What to Do About Coughing After Eating
Fortunately exists is a lot you can do to reduce coughing after eating. Your doctor might prescribe some medication to assist manage the thickness of phlegm and any heartburn that may be happening, or might guide you to attempt some OTC remedies first. That helps to get the phlegm under control, but then you have to do the following to actually get the condition under control.
- Slow down – Teach yourself to eat more slowly. Use smaller bites and chew the food longer to help make it easier to swallow and absorb. Make sure you are taking small sips of water as you eat too.
- Prevent foods that seem to make it worse – Keep track of which foods seem to cause more of a problem and prevent them. Sometimes level of sensitivities or allergies to specific foods or spices can be a contributing cause.
- Eat healthy – Strive for a healthier and more well balanced diet. Prevent processed foods, salt, and sugar. This will help care for any allergies and nutritional imbalances that can be the cause of the problem, it will also boost your body immune system too.
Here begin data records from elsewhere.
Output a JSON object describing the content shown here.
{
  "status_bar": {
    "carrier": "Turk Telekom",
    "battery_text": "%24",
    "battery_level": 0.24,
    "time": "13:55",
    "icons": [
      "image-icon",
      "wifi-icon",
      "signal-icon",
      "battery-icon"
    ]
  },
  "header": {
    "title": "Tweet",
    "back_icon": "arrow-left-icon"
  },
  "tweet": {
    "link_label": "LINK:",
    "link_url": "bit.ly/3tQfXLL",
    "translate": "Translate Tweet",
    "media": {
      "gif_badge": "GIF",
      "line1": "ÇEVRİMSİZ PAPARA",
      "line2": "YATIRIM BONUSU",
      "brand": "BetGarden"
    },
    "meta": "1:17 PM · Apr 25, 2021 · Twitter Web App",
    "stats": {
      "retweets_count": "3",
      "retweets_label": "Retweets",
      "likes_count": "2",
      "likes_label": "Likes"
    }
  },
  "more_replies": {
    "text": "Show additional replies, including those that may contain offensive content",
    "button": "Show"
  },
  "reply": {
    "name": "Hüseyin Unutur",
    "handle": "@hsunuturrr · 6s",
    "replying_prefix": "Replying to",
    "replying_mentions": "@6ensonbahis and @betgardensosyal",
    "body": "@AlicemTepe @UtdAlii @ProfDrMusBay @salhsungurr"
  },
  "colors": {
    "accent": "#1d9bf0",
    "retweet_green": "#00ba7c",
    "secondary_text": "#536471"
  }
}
- Breathe warmed air – Take hot showers and breathe in the air, use an air vaporizer and sit so you can breathe the mist, cup your turn over your mouth and nose and take several deep breaths – anything to warm the air you are breathing. Warm air can reduce the phlegm response.
- Keep your throat moist – Drink teas and warm liquids throughout the day to keep your throat moist. A dry throat can cause phlegm overproduction and a raspy cough.
What Others Have Experienced
It is exceptionally essential that you see a doctor as soon as possible if you are experiencing coughing after eating. The potential for this to be a symptom of a high risk issue is terrific and the earlier you can be detected and treated the better. Here are two cases of individuals who had comparable symptoms and how they managed it.
“I had no concept what was going on for a long period of time, except that things were worsening and I was having more and more of a difficult time eating and breathing. It began with what I thought was post nasal drip. I tried OTC remedies and my doctor even prescribed some medication to try and eliminate the constant thick, stringy mucous I had at the back of my throat. When I spoke it seemed like I had a frog in my throat too. I didn’t believe it was anything serious as I had actually just moved from Southern California to Colorado and chalked it up to a change in environment. I didn’t have any tests done because I told my doctor what I thought it was rather than ask him what it could be a symptom of. It’s dreadful. I always feel like something is stuck in my throat. Now, I have had several tests and been to see professionals. They have diagnosed me with having a hiatal hernia and reflux. The heartburn is horrible. I am on medications that help, but there is still the things in my throat. I cannot swim or enjoy the hot tubs as I now have respiratory concerns too and the heat just makes it difficult to breathe.”
“For me, there might be a possibility a part of my problem is I have heartburn. That would be unusual given that I am not one to obtain heartburn frequently and when I do have a bout some nonprescription stuff takes care of it. The concern for me is all the phlegm and mucous. It’s all over and nothing appears to stop it and absolutely nothing I try appears to make it much better. I haven’t been to a doctor about it yet, I believed I would try posting online to see if anybody has a solution first. It’s like I am constantly crowded – everywhere. I have phlegm in my lungs, chest, throat and it worsens when I eat. There is a lot phlegm when I eat I have an actually hard time breathing. I do not know what it is however I am beginning to believe I have to see a professional about this, however I am just uncertain which sort of specialist to go too and am hoping someone here can help.”